Sad, fascinating and gut wrenching story of the books plundered and destroyed by the nazis. At times hard to put down, other times harder still to read...

This is a long book, and it is not an easy one to read as it is about the horrors of the Holocaust, so enter at your own risk. This book focuses on the plundered books that the Nazis looted from libraries and private collections throughout Europe. Each chapter picks a 'focus' destination or library from France to Thessaloniki, Poland to Vilnius. No community was safe from the Nazis. It wasn't enough to murder the Jews and other marginalised communities like Communists and Freemasons; they had to take control of their history and culture too, erasing everything that made them unique and re-writing the narrative to suit them.

If you are interested in nonfiction and want to know more about the sorry fate of Europe's books during WWII, this is a really good deep dive into the topic. But beware – the horrific deeds of the Nazis are discussed, often in detail.

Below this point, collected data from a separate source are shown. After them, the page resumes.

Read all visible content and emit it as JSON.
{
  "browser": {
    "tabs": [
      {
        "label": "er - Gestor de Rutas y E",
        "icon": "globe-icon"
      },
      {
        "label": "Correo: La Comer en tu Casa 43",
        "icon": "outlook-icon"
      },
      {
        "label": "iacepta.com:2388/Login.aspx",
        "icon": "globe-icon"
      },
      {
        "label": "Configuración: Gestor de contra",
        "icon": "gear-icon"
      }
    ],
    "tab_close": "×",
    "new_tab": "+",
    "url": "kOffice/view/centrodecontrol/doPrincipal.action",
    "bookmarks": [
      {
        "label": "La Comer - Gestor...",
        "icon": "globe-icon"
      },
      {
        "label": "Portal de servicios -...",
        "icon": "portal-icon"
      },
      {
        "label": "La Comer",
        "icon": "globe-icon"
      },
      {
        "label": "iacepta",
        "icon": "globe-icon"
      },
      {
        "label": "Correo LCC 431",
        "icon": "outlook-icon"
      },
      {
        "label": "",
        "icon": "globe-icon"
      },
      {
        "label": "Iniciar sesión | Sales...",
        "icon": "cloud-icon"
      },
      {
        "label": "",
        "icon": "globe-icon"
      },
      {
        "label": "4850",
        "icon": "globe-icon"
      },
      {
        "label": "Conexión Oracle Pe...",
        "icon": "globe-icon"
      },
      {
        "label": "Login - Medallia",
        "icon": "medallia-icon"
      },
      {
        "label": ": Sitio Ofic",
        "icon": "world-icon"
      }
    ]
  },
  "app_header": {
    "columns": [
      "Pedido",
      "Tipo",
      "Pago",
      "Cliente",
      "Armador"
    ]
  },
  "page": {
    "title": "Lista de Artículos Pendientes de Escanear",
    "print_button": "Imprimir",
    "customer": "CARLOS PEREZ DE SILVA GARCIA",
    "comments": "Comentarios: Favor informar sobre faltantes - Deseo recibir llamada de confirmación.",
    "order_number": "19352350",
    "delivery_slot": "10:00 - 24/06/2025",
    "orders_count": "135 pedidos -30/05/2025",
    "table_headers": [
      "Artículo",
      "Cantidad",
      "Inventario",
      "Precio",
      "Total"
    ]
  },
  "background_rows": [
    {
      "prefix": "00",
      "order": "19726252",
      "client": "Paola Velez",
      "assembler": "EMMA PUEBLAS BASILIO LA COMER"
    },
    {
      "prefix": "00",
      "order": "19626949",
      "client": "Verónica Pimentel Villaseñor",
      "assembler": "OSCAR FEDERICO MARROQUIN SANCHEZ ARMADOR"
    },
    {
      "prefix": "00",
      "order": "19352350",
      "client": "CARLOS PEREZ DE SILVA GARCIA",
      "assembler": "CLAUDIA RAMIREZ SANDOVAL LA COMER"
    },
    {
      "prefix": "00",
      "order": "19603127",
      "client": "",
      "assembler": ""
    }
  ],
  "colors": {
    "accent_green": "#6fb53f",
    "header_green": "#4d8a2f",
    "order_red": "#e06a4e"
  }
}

My favourite section was the paper mill of Vilnius (Lithuania), and the heroic deeds of the ghetto prisoners who went to great lengths to save, hide and smuggle as much Jewish literature as they could, complete with a hidden bunker, an outside smuggler, and James Bond-esque escape by airplane with books in tow.

CW: Death, murder, Holocaust, genocide, torture, violence, war, antisemitism, prejudice, cultural destruction.